The abandoned wells provided a pathway to the surface for underground natural gas that leaked from the Yaggy storage facility west of Hutchinson in January 2001, causing explosions that destroyed several buildings and killed two people.

Data gathered by the Kansas Geological Survey and other organizations after the explosions pinpointed 29 more abandoned wells than officials knew about two years ago, Steve Williams, a civil engineer for the city, said Tuesday in a report to the Hutchinson City Council.

“Early on, they said we could have as many as 160 brine wells,” he said. “We originally applied for $9 million for the project.”

Scientists from the Geological Survey searched the city in three surveys in the past two years, Williams said.

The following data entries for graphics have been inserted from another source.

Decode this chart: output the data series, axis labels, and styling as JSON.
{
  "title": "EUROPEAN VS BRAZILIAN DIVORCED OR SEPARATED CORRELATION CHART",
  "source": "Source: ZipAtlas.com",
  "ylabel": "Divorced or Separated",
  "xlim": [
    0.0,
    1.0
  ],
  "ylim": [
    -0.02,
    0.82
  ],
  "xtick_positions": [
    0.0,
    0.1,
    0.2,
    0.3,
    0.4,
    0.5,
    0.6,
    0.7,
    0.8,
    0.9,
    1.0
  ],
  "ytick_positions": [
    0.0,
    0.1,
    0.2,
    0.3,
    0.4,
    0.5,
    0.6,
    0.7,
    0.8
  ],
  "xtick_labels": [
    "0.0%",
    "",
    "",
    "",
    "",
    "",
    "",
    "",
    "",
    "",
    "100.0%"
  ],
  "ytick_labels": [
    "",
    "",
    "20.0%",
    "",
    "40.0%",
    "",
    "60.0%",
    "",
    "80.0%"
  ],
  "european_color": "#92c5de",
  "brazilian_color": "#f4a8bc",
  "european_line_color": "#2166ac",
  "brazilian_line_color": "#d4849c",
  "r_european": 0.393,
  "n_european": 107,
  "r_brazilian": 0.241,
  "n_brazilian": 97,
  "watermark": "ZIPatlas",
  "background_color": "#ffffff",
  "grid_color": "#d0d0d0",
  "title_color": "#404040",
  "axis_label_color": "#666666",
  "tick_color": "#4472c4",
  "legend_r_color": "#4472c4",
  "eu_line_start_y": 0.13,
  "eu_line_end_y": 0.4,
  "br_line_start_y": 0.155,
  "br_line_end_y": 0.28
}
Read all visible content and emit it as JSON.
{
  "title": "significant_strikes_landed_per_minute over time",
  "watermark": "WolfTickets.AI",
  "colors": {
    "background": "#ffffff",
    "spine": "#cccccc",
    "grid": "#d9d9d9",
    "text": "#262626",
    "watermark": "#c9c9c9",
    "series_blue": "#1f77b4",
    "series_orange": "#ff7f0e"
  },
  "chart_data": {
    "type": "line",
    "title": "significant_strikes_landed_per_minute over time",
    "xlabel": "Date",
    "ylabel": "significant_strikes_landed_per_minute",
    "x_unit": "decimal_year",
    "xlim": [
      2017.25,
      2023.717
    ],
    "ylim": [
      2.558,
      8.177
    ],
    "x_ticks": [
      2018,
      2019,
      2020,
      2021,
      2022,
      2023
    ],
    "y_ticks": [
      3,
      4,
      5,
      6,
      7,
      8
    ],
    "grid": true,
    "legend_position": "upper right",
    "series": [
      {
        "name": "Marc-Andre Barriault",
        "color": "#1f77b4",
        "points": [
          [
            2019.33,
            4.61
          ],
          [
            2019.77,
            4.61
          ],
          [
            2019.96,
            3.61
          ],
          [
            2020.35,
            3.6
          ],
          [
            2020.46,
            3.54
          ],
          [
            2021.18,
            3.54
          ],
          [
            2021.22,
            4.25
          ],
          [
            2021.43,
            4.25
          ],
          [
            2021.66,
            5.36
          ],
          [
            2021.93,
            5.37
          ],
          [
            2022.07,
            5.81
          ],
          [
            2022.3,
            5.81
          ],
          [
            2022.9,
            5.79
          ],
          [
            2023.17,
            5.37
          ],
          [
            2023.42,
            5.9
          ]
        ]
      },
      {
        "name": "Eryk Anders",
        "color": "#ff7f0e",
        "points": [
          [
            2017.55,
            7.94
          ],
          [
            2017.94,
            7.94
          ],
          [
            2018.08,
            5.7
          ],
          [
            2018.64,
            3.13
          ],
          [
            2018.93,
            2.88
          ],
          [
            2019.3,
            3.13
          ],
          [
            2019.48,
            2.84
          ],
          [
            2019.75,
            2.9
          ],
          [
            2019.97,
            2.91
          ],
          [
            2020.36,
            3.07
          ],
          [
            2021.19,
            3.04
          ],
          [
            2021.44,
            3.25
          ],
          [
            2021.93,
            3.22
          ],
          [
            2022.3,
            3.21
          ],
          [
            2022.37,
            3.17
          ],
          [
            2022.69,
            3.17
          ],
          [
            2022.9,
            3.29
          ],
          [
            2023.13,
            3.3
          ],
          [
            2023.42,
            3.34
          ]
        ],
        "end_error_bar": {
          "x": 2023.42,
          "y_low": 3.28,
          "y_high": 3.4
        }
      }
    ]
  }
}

Some of the wells identified as brine wells turned out to be water wells. Others have been plugged. Now the city has about $165,000 in grant funds left from the original $890,000, Williams said, and few projects to complete in the future.

One area of the city — off Main Street where the Carey Ice and Salt company was once located — has not been explored because of buildings now on the site, Williams said.

“So, what you’re telling is that we’re done?” asked Mayor Barry Law. “We’ve located all the brine wells that we can find? But it isn’t to say that we’ve sent equipment into every residential section of the city. When we’ve looked for the brine wells, it’s just been in open spaces?”

Williams said salt plants mainly were located near railroad lines, and not in other parts of the city.